Church Full of Light, Kereke ya Lesedi

Written by Guy Willoughby
Directed by Fred Abrahamse
Set and lighting by Patrick Curtis
Starring Thoko Ntshinga, Dumisani-Sizwe Mbebe, Roger Dwyer, Guy Willoughby and Anthea Thompson
Baxter Theatre Centre
June and July 2004.

Church Full of Light, winner of the audience vote for best play at the PANSA Festival Reading of New Writing, has many things to commend it: an accomplished director, cast and crew. It also has a fantastic premise.

Miriam Mokoena (Thoko Ntshinga), a domestic worker with more than 50 years' service under her apron, inherits the bulk of her wealthy employer's estate and is moved to spend her inheritance building a church in her local village in Limpopo.

Aliza Tarrowgate (Anthea Thompson), daughter of the deceased, Dr Zelig, and now resident of Toronto, arrives to contest the will, aided by the oily lawyer Jose Gonsalves (Guy Willoughby).

Thomas (Dumisani-Sizwe Mbebe), Miriam's westernised son, an architect, to whom Dr Zelig had been a benefactor, sees the potential career benefits in creating such an edifice for his mother himself.

Soon the case makes headlines and politicians want a say - and a piece of the pie too. Then there are some monologues and the inevitable confrontation between Aliza and the Mokoenas and their lawyer Henry Falmouth (Roger Dwyer), but by that time I'd lost sympathy with all of the characters.

Though the acting was of a fair quality, there were an inordinate number of fluffed lines from all actors and this gave the impression that the play was under-rehearsed.

Ntshinga gives an okay performance as a maid and matriarch of a Saxonwold household, who clings to the beliefs of her traditional African Church of Jesus. She is meant to be a complex character, but Ntshinga doesn't allow us a glimpse of a nuanced, female personality. In fact, her scenes in Sotho are unspontaneous and she looks smug most of the time.

Mbebe as the son (a meaty role) unfortunately slips into declaiming mode by the second half. It is a clever device, albeit unsurprising, to explore his psychology, built around an oedipal scenario, as a series of taped comments made to his therapist.

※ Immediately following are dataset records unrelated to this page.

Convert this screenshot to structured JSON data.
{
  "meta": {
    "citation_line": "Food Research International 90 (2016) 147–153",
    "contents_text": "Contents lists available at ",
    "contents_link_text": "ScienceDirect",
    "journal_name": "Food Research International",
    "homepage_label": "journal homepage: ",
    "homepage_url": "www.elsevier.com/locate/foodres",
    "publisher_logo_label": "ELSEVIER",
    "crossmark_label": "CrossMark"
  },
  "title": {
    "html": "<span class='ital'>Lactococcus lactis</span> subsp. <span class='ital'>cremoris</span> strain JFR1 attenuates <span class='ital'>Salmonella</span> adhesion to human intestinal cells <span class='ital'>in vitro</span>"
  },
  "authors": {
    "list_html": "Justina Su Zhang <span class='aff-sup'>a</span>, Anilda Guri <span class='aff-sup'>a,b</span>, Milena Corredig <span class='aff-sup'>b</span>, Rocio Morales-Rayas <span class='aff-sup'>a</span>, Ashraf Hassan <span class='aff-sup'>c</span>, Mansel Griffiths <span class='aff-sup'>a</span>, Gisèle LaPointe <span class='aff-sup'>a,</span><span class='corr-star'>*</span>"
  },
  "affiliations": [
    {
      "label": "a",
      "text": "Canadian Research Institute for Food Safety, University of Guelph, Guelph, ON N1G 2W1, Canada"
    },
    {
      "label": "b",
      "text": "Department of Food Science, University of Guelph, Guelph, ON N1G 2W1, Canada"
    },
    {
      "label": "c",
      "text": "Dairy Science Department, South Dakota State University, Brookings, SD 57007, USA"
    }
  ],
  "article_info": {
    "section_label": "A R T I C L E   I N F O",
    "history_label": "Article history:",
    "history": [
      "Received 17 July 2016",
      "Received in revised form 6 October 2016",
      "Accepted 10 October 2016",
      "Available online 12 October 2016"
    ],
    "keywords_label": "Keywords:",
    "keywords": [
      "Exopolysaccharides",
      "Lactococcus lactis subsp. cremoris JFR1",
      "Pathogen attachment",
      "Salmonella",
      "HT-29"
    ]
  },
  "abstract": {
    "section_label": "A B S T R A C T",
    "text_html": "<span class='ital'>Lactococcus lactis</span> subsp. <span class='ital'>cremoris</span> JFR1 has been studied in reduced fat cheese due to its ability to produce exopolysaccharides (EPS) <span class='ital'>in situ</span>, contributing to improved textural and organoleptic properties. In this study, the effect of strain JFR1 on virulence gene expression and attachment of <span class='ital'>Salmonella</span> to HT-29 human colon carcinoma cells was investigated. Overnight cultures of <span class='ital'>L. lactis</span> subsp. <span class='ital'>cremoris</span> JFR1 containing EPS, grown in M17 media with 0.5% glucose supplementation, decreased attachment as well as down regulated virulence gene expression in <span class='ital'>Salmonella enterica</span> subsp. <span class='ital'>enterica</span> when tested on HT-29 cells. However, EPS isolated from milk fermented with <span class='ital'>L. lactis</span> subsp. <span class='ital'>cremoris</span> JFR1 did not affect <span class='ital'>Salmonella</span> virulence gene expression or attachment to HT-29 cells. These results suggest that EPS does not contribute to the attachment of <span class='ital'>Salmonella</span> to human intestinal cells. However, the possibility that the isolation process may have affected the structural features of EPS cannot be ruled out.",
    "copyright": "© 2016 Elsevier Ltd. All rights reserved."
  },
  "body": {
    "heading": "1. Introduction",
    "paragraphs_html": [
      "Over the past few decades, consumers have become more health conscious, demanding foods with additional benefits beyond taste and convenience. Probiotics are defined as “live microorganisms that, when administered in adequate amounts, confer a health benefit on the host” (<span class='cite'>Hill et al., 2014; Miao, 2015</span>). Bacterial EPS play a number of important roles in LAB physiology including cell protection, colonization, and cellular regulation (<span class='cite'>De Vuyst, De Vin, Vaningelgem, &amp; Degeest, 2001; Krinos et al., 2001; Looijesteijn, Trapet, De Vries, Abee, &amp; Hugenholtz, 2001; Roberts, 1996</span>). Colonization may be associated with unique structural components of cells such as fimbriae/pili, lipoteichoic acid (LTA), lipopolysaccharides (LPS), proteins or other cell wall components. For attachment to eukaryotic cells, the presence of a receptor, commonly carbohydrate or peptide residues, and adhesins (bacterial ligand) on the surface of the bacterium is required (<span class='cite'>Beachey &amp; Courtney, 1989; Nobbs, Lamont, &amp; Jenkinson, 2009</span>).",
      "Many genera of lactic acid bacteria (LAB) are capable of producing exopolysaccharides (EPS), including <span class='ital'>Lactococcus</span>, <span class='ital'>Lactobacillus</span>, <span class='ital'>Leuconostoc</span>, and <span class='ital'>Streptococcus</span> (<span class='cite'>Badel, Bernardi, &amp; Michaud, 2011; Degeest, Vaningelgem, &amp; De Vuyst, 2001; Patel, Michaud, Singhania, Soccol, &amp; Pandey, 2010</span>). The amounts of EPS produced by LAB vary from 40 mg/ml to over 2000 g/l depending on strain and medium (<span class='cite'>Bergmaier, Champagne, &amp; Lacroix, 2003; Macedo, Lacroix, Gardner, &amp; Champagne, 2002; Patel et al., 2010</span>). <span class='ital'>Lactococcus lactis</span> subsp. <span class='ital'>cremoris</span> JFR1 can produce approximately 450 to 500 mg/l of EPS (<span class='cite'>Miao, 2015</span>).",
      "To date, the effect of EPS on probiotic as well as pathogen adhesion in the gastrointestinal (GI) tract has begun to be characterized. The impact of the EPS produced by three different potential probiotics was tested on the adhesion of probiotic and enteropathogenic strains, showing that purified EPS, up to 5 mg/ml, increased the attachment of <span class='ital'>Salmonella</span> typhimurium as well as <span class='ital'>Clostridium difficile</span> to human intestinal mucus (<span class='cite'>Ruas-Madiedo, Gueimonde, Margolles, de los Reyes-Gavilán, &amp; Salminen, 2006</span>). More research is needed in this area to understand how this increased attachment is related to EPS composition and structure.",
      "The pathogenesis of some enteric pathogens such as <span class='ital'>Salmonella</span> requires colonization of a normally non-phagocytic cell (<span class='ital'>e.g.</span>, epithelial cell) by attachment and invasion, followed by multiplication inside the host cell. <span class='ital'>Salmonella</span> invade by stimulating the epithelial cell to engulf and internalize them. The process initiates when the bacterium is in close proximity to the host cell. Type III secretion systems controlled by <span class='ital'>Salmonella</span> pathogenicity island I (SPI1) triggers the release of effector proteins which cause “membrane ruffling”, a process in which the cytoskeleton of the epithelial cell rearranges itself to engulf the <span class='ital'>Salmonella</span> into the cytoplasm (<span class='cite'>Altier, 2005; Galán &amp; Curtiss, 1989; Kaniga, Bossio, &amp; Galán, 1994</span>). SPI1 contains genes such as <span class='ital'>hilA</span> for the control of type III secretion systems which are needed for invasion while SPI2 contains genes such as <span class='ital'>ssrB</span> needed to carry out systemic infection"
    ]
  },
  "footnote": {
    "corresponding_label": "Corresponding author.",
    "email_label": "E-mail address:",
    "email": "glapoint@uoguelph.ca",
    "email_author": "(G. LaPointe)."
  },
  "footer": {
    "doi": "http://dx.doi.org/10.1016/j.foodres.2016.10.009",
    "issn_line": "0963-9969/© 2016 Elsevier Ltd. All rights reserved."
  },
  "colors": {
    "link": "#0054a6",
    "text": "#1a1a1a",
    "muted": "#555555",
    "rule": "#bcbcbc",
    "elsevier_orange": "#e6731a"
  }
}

At this point it is worth mentioning that the best part of the production is the set. Representing the architectural plans for the church, its organic shape cocoons the play: an edifice that responds to its environment and an environment sympathetic to it. There are also Greek-styled granite plinths sometimes used by the actors. This set is clever and creative and serves as a leitmotiv for the play: the construction of a new society, new identities, new architecture, new texts.

Anthea Thompson, a multi-talented actress, does tend to dominate the stage. She is indeed dominant in her role. Unfortunately she doesn't portray vulnerability very well, nor did she put on a Toronto-inflected accent, opting rather for something like Bellville meets Sandton.

Willoughby and Dwyer give good performances as the lawyers. Willoughby has some comedic lines, which would, however, have been more successful had he been less dry, or perhaps drier. The courtroom scenes are also slightly strange, for while the audience is meant to be the judge, both actors focus in curious mid-distance, somewhere above the audience's heads.

Church Full of Light is new play made up of interesting parts. Unfortunately the whole does not add up fluently. Certain parts go on for far too long, while others that should have been fleshed out are given only fleeting treatment.